During the game, Hernandez encourages his players in Spanish and English from the sidelines. "Bien," "Good defense," "Way to play." When they make a mistake or allow a goal, he does not get angry or berate his players. Instead, he instructs them on how to make a play the right way. Based on the coach's positive, upbeat manner, you would never know that Palomar, a public two-year community college in San Marcos, Calif., about 30 miles north of San Diego, is mired in its first losing season under Hernandez. The game this day turns out the same as so many others this season, a 3-0 defeat.

While every loss is painful for the competitive Hernandez, he is not consumed with wins and losses. He is far more concerned with making sure his players, most of whom are low-income Latinos, win in life. In his 14 years coaching at Palomar, Hernandez has helped dozens of kids and their families deal with challenges and overcome obstacles. "I can relate to these guys," he says.

Hernandez knows all about overcoming challenges. Born in San Luis Potosi, he was seven when his single mother moved him and his two-year-old brother to a slum in the border town of Piedras Negras. They lived in a building that was a former prostitution bar and the single small room they rented was one of those which the prostitutes had used to earn a living. "It was the only place we could afford," he says.

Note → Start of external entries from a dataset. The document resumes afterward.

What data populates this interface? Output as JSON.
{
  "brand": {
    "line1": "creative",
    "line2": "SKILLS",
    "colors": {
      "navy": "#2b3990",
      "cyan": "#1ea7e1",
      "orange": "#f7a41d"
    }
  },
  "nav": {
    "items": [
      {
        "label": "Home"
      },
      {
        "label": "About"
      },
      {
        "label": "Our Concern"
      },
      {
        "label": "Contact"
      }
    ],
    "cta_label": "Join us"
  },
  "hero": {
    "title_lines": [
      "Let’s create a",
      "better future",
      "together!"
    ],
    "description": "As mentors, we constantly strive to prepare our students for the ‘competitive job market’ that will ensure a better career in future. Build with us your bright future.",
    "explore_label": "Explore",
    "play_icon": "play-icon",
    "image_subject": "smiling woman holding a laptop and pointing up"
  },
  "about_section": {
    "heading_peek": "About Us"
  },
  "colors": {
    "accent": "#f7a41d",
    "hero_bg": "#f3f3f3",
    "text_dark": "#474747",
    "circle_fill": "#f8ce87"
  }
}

Growing up surrounded by addicts injecting themselves with heroin and men offering him hits from their marijuana cigarettes, Hernandez says, "I feel blessed because I could have easily fallen into that because I saw it all the time." Instead he learned at a young age to be responsible and care for others. When his mother went to work in a restaurant, she locked her two children in the room for the day with instructions for Hernandez to take care of his younger brother. At an age when most kids are out playing or in school, Hernandez was preparing bottles and changing diapers.